France Société anonyme d'Alain Corneau - 1974
On n'a pas vu de films d'Alain Corneau depuis plus de 11 ans, au vu du sommaire shangolien, il était temps. Ou pas, certes. En tout cas, avec ce premier film, on est gâtés... Pour tout dire, on est même exsangue à la suite de la vision de cet OVNI proprement aberrant. On ne sait pas trop si Corneau, affublé de Jean-Claude Carrière à l'écriture, a voulu réaliser une sorte de Buñuel français, et dans ce cas-là on prend le film comme un manifeste surréaliste (tout boiteux) ; ou s'il se prend au sérieux, et dans ce cas-là on est carrément dans le nanar grand crin, qu'on regarde bouche bée avec un tic nerveux aux paupières.

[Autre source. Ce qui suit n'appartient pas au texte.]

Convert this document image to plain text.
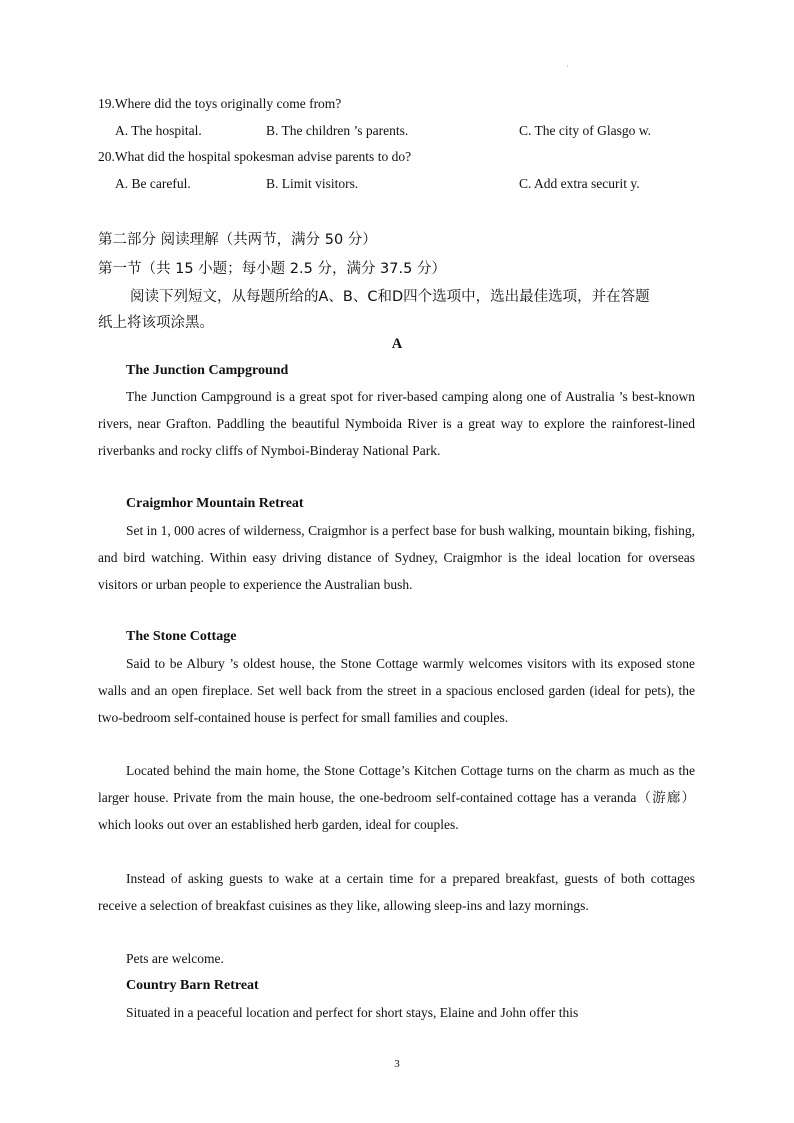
·
19.Where did the toys originally come from?
A. The hospital.	B. The children ’s parents.	C. The city of Glasgo w.
20.What did the hospital spokesman advise parents to do?
A. Be careful.	B. Limit visitors.	C. Add extra securit y.
第二部分 阅读理解（共两节，满分 50 分）
第一节（共 15 小题；每小题 2.5 分，满分 37.5 分）
阅读下列短文，从每题所给的A、B、C和D四个选项中，选出最佳选项，并在答题
纸上将该项涂黑。
A
The Junction Campground
The Junction Campground is a great spot for river-based camping along one of Australia ’s best-known rivers, near Grafton. Paddling the beautiful Nymboida River is a great way to explore the rainforest-lined riverbanks and rocky cliffs of Nymboi-Binderay National Park.
Craigmhor Mountain Retreat
Set in 1, 000 acres of wilderness, Craigmhor is a perfect base for bush walking, mountain biking, fishing, and bird watching. Within easy driving distance of Sydney, Craigmhor is the ideal location for overseas visitors or urban people to experience the Australian bush.
The Stone Cottage
Said to be Albury ’s oldest house, the Stone Cottage warmly welcomes visitors with its exposed stone walls and an open fireplace. Set well back from the street in a spacious enclosed garden (ideal for pets), the two-bedroom self-contained house is perfect for small families and couples.
Located behind the main home, the Stone Cottage’s Kitchen Cottage turns on the charm as much as the larger house. Private from the main house, the one-bedroom self-contained cottage has a veranda（游廊）which looks out over an established herb garden, ideal for couples.
Instead of asking guests to wake at a certain time for a prepared breakfast, guests of both cottages receive a selection of breakfast cuisines as they like, allowing sleep-ins and lazy mornings.
Pets are welcome.
Country Barn Retreat
Situated in a peaceful location and perfect for short stays, Elaine and John offer this
3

Si on regarde la première scène, on penche plutôt pour la première option, et on constate que Corneau, dès son premier film, est déjà bien en place niveau réalisation : une femme nue, filmée de dos, qui traverse des couloirs déserts et des salons bourgeois, accompagnée d'une musique complètement décalée (de Michel Portal), pour déboucher finalement sur une salle d'hôpital où gît un homme endormi ; incrustation d'une date (on est en 2222, premier rictus involontaire), insert très rapide sur la femme qui s'ôte un peu de maquillage sur la fesse, elle tapote un tube, pousse un bouton et le gars se réveille. C'est intrigant à fond, très joliment filmé, on se frotte les mains en se disant qu'on a trouvé un trésor caché du cinéma français.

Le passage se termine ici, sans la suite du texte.